Lalu 26 Januari 2010. Saya mungkin masih ingat di mana saya duduk saat itu. Kelas apa yang sedang saya lakukan saat itu—Kelas Komputer, sekitar jam 9 pagi. Satu pengumuman dari salah seorang sahabat saya yang dulunya satu kelas dengannya. Tidak panjang, singkat, simpel.
"Telah berpulang ke Rahmatullah, Afiq."
Saya sadar kalau saya menangis di saat saya seharusnya tidak menangis, karena pendekatan emosi saya berbeda dengan orang lain. Dan saya menangis saat itu, saat kelas tengah berlangsung. Bukan karena saya suka padanya. Mungkin karena saya mendadak sadar, saya nyaris lupa akannya. Saya nyaris lupa.

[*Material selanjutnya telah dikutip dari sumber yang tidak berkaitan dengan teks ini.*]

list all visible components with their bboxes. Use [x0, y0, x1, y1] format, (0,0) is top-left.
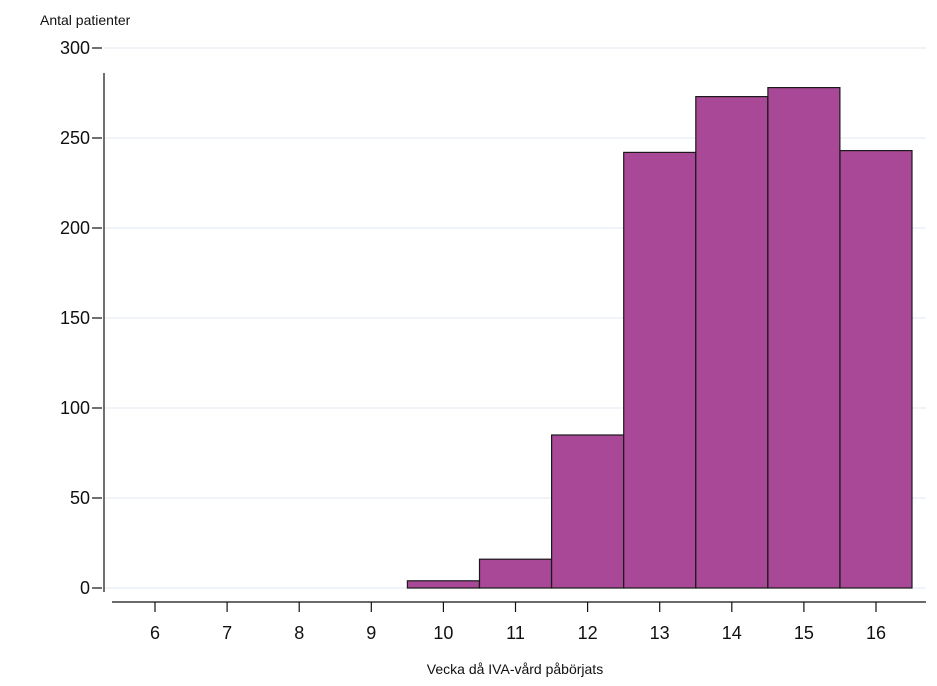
x-tick-label: 14	[722, 623, 742, 643]
x-tick-label: 15	[794, 623, 814, 643]
bar-week-16	[839, 150, 913, 589]
x-tick-label: 6	[150, 623, 160, 643]
y-tick-label: 100	[60, 398, 90, 418]
x-ticks: 6 7 8 9 10 11 12 13 14 15 16	[150, 602, 886, 643]
x-tick-label: 7	[222, 623, 232, 643]
y-tick-label: 150	[60, 308, 90, 328]
bars	[406, 86, 913, 589]
x-tick-label: 10	[433, 623, 453, 643]
x-tick-label: 13	[650, 623, 670, 643]
grid-lines	[104, 47, 926, 589]
x-tick-label: 11	[506, 623, 525, 643]
bar-week-12	[550, 434, 625, 589]
x-tick-label: 16	[866, 623, 886, 643]
y-axis-title: Antal patienter	[40, 12, 131, 28]
y-tick-label: 300	[60, 38, 90, 58]
y-tick-label: 0	[80, 578, 90, 598]
x-axis-title: Vecka då IVA-vård påbörjats	[427, 661, 603, 677]
bar-week-13	[623, 151, 697, 589]
axes	[103, 73, 926, 603]
bar-week-10	[406, 580, 480, 589]
y-tick-label: 250	[60, 128, 90, 148]
x-tick-label: 12	[578, 623, 598, 643]
bar-week-15	[767, 86, 841, 589]
x-tick-label: 8	[294, 623, 304, 643]
bar-week-14	[695, 95, 769, 589]
x-tick-label: 9	[366, 623, 376, 643]
y-tick-label: 50	[70, 488, 90, 508]
y-ticks: 0 50 100 150 200 250 300	[60, 38, 102, 598]
y-tick-label: 200	[60, 218, 90, 238]
bar-week-11	[478, 558, 553, 589]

Sahabat saya tahu. Semua berduka cita seakan perasaan saya runtuh. Meski pada nyatanya saya nyaris tidak mungkin bertabrak jalur dengannya, tapi tidak ada yang tidak mungkin, bukan? Mungkin di salah satu sisi otak saya sempat terpikir angan bahwa suatu hari nanti saya akan bertemu lagi dengannya, mungkin punya masa depan yang sama, atau sekedar menjadi sahabat penuntun. Setidaknya berpapasan di jalan kami menuju masa depan.

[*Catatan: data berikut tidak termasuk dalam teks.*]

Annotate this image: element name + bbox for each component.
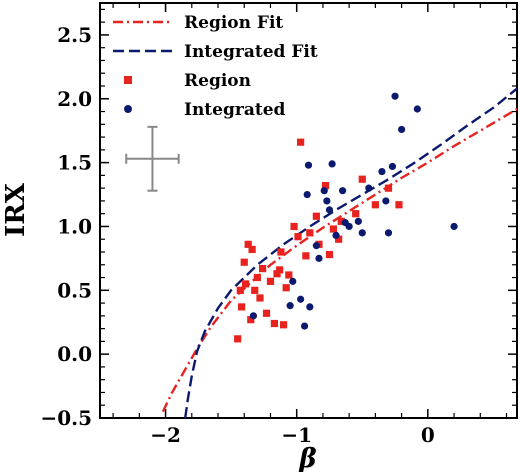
integrated-point xyxy=(354,217,362,225)
region-point xyxy=(395,201,403,209)
integrated-point xyxy=(289,277,297,285)
integrated-point xyxy=(388,162,397,171)
region-point xyxy=(297,138,305,146)
integrated-fit-line xyxy=(184,87,517,418)
region-point xyxy=(251,286,259,294)
y-tick-label: −0.5 xyxy=(40,406,92,430)
region-point xyxy=(290,222,298,231)
integrated-point xyxy=(323,197,331,205)
y-tick-label: 2.5 xyxy=(57,23,92,47)
region-point xyxy=(247,316,255,324)
y-tick-label: 1.0 xyxy=(57,214,92,238)
integrated-point xyxy=(300,322,309,330)
region-point xyxy=(312,212,320,220)
region-point xyxy=(306,229,314,237)
integrated-point xyxy=(391,92,399,100)
integrated-point xyxy=(338,187,347,195)
region-point xyxy=(259,265,267,273)
error-bar-marker xyxy=(125,125,180,192)
region-point xyxy=(244,240,252,248)
region-point xyxy=(266,277,275,285)
integrated-point xyxy=(249,312,258,320)
region-point xyxy=(262,309,271,317)
region-point xyxy=(325,250,334,259)
integrated-point xyxy=(382,197,390,205)
integrated-point xyxy=(312,242,320,250)
integrated-point xyxy=(365,184,373,192)
legend-label: Integrated Fit xyxy=(184,42,318,62)
region-point xyxy=(279,321,288,329)
integrated-point xyxy=(398,125,406,134)
legend-integrated-swatch xyxy=(124,105,132,113)
region-point xyxy=(273,270,281,278)
integrated-point xyxy=(332,231,340,239)
integrated-point xyxy=(304,161,313,169)
legend-region-swatch xyxy=(124,76,132,84)
region-point xyxy=(238,303,246,311)
region-point xyxy=(277,248,285,256)
y-tick-label: 0.0 xyxy=(57,342,92,366)
x-tick-label: −1 xyxy=(281,423,312,447)
fit-lines xyxy=(161,87,517,418)
y-tick-label: 0.5 xyxy=(57,278,92,302)
region-fit-line xyxy=(161,107,517,413)
region-point xyxy=(321,182,330,190)
integrated-point xyxy=(328,160,336,168)
region-point xyxy=(294,233,302,241)
region-point xyxy=(384,184,393,192)
integrated-point xyxy=(345,222,353,231)
legend-label: Region Fit xyxy=(184,13,283,33)
integrated-point xyxy=(378,167,386,176)
integrated-point xyxy=(384,229,393,237)
x-tick-label: 0 xyxy=(421,423,435,447)
region-point xyxy=(358,175,366,183)
region-point xyxy=(241,280,250,288)
region-point xyxy=(253,273,261,282)
integrated-point xyxy=(325,206,334,214)
region-point xyxy=(335,235,343,243)
plot-frame xyxy=(99,2,518,419)
region-point xyxy=(352,210,360,218)
y-tick-label: 2.0 xyxy=(57,87,92,111)
region-point xyxy=(256,294,264,302)
integrated-point xyxy=(286,302,294,310)
region-point xyxy=(371,201,379,209)
region-point xyxy=(240,258,248,266)
y-axis-title: IRX xyxy=(1,182,31,237)
region-point xyxy=(234,335,242,343)
legend-label: Integrated xyxy=(184,100,286,120)
integrated-point xyxy=(306,303,314,311)
x-tick-label: −2 xyxy=(150,423,181,447)
region-point xyxy=(329,225,338,233)
y-tick-label: 1.5 xyxy=(57,151,92,175)
legend: Region Fit Integrated Fit Region Integrated xyxy=(113,13,318,120)
integrated-point xyxy=(320,187,328,195)
region-point xyxy=(270,319,279,328)
region-point xyxy=(285,271,293,279)
region-point xyxy=(248,245,256,254)
legend-label: Region xyxy=(184,71,251,91)
region-point xyxy=(337,217,345,225)
integrated-point xyxy=(413,105,421,113)
region-point xyxy=(282,284,290,292)
integrated-point xyxy=(358,229,366,237)
axis-ticks: −2 −1 0 −0.5 0.0 0.5 1.0 1.5 2.0 2.5 xyxy=(40,3,517,447)
integrated-point xyxy=(297,295,305,303)
integrated-point xyxy=(303,190,311,199)
integrated-point xyxy=(315,254,323,262)
data-points xyxy=(234,92,458,343)
x-axis-title: β xyxy=(298,444,316,472)
region-point xyxy=(276,266,284,274)
integrated-point xyxy=(450,222,458,231)
region-point xyxy=(302,252,310,260)
region-point xyxy=(236,286,244,294)
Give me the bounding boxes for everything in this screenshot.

Dan dia menyudahi perjalanannya sekilat itu. Bukan, Tuhan yang menyudahinya. Tuhan yang menginginkannya. Kata mereka, dia menghembuskan napas terakhirnya saat sedang membaca Al-Quran. Kata mereka, dia selalu punya masalah dengan jantungnya. Kata mereka, siapa yang menyangka.
Tidak ada kata mereka itu karma. Mulia? Mungkin kata kalian itu biasa, tapi bagi saya dia mulia. Lalu saya ingat lagi. Ingat agar tidak hilang. Saya butuh ingatan itu.
Lalu tahun ini, 2013.
Saya terbenam dengan kebahagiaan saya sendiri, saya terkadang lupa dengan apa yang melewati saya.
Apa mungkin Tuhan tidak ingin saya mengingat sama sekali? Tidak ada peran kecil di dunia, bukan? Hanya karena saya adalah seseorang yang mengagumi dia dari kejauhan bukan berarti peran saya kecil? Bukan berarti saya tidak berhak mengingatnya?
Saya tahu saya lupa. Saya lupa sama sekali. Dan itu menyedihkan. Sesosok manusia yang begitu saya kagumi, mungkin pernah saya idamkan, saya lupa. Apa saya terbenam di kebahagiaan dunia lalu lupa terhadapnya? Atau ini pengingat lagi akan sosoknya yang saya kagumi? Pengingat untuk kembali lagi ke rutinitas kebaikan saya—or whatsoever you name it.
Manusia punya tendensi untuk menghubung-hubungkan kejadian universal dengan diri kita sendiri. Karena pada dasarnya kita egois, self-centered. Dan wajar, saya menghubungkan semua kejadian ini dengan diri saya sendiri, dengan filosofi selogis mungkin. Mungkin ini benar-benar tamparan keras bagi saya yang mulai lupa.
Saya yang mulai lupa betapa spesialnya tanggal 16 September dan 26 Januari itu.
Atau ini hanya penjelasan panjang lebar tentang keegoisan saya untuk membela diri karena lupa?
Entahlah.
Salam dari dunia, Afiq. Semoga engkau nyaman di sisi-Nya.